Lo que pasó fue inexplicable y hasta hoy mi madre lo recuerda con sorpresa. No pude parar de llorar desde el mismísimo instante en que nos adentramos en aquel lugar. Cada fotografía, cada carta, cada documento, cada pequeño objeto que se exhibía para intentar contar los años de masivas migraciones desde Italia hacia, principalmente, América, me llegaba de un modo que no tenía forma de describir. Mamá llegó a asustarse, porque la congoja que me había invadido era tal, que demoró varios días en abandonarme.

Recuerdo, incluso, que, al no poder explicar lo que sentía, me excusé diciendo:

—Es que, en esa época, se partía para siempre. Una vez que te ibas casi no había vuelta atrás; y tardabas meses en llegar de un punto a otro, no como ahora que te subís a un avión y en doce horas llegás. Entonces, cuando decidías irte, era como si terminara una vida y comenzara una nueva.

Pero, ¿cómo sabía yo aquello?

¿De dónde había sacado tales conceptos si siempre había vivido en mi propio país?

Como todo, el tiempo fue pasando y aquella anécdota se perdió en los intrincados laberintos de mi cerebro. Hasta esa tarde, en que volvió como una revelación hasta mí, diciéndome: "ahora sabés por qué te pasó aquello; ahora tenés frente a vos la explicación".

¿Era realmente así?

¿Había sido yo también un inmigrante italiano de finales de siglo diecinueve?

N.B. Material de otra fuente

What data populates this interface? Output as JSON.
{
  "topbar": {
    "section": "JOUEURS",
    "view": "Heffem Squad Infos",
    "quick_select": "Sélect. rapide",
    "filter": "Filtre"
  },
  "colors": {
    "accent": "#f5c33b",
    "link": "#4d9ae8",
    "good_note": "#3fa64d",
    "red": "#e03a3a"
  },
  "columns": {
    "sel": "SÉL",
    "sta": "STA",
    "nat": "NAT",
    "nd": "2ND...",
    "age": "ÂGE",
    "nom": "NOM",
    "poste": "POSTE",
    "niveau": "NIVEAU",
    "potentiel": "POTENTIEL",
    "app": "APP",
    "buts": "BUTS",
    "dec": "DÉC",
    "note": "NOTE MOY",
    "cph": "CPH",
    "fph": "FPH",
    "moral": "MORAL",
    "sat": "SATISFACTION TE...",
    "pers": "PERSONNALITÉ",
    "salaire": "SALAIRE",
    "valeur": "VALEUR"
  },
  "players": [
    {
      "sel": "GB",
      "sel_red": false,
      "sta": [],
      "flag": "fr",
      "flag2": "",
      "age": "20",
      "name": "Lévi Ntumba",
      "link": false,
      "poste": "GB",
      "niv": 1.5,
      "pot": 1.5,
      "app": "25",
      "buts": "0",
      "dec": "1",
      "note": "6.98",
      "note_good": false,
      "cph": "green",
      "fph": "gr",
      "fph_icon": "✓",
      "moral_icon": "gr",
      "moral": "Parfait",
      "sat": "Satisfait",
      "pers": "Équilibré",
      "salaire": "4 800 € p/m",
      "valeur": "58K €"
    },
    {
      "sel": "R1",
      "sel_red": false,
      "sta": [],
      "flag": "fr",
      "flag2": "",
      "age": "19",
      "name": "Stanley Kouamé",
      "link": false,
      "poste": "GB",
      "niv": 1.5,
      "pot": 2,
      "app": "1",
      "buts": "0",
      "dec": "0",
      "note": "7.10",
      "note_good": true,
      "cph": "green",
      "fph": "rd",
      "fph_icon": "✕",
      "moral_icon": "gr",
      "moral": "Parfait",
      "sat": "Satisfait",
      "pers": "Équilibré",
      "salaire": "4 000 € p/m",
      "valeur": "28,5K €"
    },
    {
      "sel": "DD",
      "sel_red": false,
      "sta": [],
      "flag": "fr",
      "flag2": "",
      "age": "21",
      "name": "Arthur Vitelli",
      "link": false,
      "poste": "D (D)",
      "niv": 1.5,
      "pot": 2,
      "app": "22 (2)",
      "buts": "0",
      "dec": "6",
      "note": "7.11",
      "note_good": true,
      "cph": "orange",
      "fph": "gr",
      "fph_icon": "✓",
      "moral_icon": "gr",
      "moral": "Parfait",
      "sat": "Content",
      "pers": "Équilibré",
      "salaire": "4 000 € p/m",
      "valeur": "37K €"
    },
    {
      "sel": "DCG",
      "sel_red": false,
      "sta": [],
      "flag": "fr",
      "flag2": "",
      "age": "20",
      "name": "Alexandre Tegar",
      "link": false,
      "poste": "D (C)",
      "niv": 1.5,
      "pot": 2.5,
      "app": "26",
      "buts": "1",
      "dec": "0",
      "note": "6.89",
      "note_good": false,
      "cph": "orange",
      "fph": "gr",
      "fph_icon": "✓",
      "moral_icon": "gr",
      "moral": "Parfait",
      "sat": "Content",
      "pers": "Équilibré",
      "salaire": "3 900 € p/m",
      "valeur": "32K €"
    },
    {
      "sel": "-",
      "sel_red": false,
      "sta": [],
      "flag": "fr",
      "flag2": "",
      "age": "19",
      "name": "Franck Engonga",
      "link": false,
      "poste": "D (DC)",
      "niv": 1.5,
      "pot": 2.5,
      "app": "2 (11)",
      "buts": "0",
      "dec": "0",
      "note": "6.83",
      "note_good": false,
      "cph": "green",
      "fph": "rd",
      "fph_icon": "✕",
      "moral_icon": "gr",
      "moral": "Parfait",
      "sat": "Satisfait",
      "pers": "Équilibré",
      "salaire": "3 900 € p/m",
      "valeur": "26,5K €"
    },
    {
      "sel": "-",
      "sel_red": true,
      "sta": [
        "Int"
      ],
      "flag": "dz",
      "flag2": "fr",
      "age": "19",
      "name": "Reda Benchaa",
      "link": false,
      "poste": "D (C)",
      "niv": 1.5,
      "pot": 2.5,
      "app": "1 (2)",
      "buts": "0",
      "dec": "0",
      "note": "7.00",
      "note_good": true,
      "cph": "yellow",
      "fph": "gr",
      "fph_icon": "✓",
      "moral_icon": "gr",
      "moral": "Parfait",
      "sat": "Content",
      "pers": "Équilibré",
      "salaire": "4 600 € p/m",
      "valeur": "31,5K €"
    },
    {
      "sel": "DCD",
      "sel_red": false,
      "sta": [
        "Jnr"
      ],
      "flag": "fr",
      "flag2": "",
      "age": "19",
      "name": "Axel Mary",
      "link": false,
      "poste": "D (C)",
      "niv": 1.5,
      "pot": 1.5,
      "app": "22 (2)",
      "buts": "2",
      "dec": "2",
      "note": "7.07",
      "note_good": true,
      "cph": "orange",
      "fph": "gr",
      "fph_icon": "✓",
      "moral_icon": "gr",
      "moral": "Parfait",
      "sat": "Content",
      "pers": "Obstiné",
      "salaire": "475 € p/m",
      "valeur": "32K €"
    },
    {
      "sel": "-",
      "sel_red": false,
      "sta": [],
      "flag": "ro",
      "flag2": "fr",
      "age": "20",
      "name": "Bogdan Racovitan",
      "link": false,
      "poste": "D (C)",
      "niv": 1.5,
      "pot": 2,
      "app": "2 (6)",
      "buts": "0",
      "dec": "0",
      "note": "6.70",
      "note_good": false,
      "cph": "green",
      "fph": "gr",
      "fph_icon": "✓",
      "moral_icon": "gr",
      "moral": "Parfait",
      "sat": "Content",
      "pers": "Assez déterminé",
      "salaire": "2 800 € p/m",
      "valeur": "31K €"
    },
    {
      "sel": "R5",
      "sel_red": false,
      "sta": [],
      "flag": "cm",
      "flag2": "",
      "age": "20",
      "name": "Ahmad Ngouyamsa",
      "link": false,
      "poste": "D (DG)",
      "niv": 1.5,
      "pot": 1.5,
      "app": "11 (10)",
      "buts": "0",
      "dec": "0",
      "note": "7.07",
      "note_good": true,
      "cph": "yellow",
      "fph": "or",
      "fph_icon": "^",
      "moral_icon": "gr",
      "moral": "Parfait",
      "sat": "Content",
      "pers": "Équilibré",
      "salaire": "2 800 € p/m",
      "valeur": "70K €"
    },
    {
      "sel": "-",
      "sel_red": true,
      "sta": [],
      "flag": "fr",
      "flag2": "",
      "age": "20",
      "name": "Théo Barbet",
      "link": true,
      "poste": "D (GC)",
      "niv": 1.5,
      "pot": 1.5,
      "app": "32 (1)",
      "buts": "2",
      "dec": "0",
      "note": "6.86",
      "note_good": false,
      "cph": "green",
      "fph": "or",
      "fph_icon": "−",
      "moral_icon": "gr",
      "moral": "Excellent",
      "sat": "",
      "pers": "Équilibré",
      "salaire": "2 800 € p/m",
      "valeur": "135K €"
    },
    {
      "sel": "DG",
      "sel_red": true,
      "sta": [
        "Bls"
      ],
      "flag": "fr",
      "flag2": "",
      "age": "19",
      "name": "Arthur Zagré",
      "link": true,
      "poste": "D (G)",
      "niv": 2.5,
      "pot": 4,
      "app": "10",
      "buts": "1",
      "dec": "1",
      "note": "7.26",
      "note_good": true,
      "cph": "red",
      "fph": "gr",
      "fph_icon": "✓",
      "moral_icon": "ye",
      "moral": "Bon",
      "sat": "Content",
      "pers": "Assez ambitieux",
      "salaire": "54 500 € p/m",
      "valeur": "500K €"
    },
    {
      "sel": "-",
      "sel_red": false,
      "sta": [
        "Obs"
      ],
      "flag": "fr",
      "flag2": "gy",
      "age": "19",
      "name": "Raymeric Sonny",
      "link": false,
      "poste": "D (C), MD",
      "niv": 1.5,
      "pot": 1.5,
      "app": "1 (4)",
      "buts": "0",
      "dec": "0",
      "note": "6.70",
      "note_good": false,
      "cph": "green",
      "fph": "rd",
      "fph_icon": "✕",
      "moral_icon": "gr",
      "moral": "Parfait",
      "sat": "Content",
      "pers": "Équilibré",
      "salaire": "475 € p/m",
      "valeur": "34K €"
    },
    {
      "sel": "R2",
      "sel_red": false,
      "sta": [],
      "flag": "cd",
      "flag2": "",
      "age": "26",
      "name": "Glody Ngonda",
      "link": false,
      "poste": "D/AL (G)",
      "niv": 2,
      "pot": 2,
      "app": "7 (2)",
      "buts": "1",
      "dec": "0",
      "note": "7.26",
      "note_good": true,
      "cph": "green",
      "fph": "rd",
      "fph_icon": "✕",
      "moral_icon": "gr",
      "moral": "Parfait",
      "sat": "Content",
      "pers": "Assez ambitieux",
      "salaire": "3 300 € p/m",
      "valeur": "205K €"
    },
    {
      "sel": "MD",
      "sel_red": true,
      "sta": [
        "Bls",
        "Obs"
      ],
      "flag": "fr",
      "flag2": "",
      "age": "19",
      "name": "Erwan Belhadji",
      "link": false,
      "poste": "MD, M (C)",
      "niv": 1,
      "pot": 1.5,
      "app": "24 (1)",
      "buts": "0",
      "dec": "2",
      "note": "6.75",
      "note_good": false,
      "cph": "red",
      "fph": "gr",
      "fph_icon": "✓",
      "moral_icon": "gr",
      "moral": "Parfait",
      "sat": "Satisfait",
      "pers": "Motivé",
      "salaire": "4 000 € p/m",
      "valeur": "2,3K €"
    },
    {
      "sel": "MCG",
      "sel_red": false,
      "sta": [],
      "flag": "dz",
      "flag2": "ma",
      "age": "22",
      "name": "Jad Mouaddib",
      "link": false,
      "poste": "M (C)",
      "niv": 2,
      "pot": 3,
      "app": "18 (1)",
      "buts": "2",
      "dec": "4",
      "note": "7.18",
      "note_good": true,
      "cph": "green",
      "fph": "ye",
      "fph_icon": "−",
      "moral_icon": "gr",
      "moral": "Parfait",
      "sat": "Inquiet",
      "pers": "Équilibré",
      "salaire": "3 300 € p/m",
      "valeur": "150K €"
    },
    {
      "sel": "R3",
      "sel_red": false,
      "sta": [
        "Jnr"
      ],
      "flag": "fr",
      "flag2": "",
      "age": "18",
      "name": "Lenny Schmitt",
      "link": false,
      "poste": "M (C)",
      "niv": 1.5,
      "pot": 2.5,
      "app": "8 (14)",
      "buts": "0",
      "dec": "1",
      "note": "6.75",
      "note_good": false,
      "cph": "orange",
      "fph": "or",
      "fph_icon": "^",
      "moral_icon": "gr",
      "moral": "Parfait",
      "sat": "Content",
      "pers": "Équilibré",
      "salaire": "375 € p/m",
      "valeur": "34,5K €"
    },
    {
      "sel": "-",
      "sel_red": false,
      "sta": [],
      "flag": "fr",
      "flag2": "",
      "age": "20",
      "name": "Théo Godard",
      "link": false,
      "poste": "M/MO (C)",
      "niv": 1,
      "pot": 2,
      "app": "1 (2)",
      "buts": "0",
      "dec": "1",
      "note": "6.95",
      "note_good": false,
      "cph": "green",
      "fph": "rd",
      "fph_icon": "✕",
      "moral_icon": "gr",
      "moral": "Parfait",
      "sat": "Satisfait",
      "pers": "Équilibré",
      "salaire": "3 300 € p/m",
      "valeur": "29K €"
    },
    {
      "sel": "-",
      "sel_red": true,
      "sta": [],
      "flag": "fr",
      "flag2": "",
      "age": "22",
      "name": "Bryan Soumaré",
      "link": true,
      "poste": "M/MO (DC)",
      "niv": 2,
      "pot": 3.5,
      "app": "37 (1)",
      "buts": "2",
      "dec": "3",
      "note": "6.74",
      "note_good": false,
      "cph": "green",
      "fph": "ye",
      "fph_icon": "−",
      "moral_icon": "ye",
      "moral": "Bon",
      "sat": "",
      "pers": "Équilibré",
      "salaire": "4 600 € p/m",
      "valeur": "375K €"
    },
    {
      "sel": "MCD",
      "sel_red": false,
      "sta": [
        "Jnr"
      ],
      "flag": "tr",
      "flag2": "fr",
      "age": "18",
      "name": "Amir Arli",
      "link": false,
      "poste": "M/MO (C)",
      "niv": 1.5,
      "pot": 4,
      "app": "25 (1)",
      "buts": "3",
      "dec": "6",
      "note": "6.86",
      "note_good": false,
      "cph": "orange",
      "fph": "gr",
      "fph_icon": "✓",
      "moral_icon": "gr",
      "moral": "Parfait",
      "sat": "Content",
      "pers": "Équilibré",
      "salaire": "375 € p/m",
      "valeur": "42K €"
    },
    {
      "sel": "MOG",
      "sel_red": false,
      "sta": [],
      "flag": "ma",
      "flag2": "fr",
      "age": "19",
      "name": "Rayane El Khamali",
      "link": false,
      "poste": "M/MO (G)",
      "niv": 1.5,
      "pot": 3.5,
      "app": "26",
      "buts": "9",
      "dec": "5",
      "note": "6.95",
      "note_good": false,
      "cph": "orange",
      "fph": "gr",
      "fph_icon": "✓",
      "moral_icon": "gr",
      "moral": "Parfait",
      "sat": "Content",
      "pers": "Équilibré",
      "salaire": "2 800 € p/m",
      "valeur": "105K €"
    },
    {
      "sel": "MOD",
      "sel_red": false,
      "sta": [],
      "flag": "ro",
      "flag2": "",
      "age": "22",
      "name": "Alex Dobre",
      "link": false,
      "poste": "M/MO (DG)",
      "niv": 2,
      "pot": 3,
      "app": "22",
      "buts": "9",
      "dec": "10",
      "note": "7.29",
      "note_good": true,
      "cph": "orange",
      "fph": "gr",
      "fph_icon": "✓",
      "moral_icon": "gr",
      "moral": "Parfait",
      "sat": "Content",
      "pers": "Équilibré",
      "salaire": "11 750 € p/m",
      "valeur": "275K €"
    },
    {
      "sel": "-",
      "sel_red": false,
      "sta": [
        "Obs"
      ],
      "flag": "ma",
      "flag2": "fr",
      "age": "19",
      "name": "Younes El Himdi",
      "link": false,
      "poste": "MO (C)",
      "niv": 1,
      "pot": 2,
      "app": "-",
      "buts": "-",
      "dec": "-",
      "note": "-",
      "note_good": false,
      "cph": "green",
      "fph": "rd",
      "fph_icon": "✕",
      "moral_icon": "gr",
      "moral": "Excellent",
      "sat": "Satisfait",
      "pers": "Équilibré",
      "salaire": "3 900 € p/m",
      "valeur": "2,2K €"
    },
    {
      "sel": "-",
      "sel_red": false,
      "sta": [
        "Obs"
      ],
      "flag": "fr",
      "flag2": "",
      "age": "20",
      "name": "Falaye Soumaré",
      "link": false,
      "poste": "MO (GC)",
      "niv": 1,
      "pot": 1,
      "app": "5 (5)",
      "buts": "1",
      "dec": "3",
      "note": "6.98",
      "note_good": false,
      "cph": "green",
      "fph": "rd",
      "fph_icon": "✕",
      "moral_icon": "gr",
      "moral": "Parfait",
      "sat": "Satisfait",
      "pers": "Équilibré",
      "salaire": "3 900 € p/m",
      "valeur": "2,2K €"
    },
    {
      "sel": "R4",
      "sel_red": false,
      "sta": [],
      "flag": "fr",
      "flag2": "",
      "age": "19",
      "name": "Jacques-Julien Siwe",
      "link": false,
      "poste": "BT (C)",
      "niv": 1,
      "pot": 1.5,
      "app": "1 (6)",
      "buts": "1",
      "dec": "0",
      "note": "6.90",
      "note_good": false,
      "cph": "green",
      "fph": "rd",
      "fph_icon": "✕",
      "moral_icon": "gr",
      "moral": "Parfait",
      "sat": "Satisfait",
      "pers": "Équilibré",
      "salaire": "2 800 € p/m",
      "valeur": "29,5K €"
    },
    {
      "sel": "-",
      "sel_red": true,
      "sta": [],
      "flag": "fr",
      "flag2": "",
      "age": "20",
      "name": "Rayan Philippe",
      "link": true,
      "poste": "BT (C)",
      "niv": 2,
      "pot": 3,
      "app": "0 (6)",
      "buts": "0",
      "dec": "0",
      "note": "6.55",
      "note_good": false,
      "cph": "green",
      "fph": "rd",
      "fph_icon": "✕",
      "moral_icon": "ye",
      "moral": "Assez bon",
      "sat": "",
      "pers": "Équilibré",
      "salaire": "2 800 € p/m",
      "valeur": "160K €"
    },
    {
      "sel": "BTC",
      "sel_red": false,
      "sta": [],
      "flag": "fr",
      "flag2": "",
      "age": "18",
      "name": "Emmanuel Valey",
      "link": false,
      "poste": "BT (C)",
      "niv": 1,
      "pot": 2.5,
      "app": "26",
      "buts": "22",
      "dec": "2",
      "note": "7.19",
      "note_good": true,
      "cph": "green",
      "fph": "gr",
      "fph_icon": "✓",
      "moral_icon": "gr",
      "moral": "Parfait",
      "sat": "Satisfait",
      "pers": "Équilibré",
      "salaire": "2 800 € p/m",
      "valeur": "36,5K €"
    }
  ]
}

¿Recordaba mi alma el doloroso desarraigo y la pérdida terrible que representa dejar atrás la tierra que nos vio nacer?

Y si así era, ¿qué había sido de la vida de ese joven italiano que se aventuró a cruzar la inmensidad de un océano buscando cumplir el sueño de toda su existencia?

¿Por qué sentía, de pronto, de nuevo, esa tristeza y esa melancolía tan grande que había encontrado en Italia?

¿Era de aquella época también el hombre que se me aparecía en todos y en cada uno de mis sueños? ¿Quién había sido él?

Eran demasiadas dudas y necesitaba encontrar con urgencia las respuestas a todas ellas.

De repente, sentí que no sería capaz de esperar hasta mi próxima sesión de terapia. Los pocos días restantes hasta que llegara el lunes, se me iban a hacer interminables.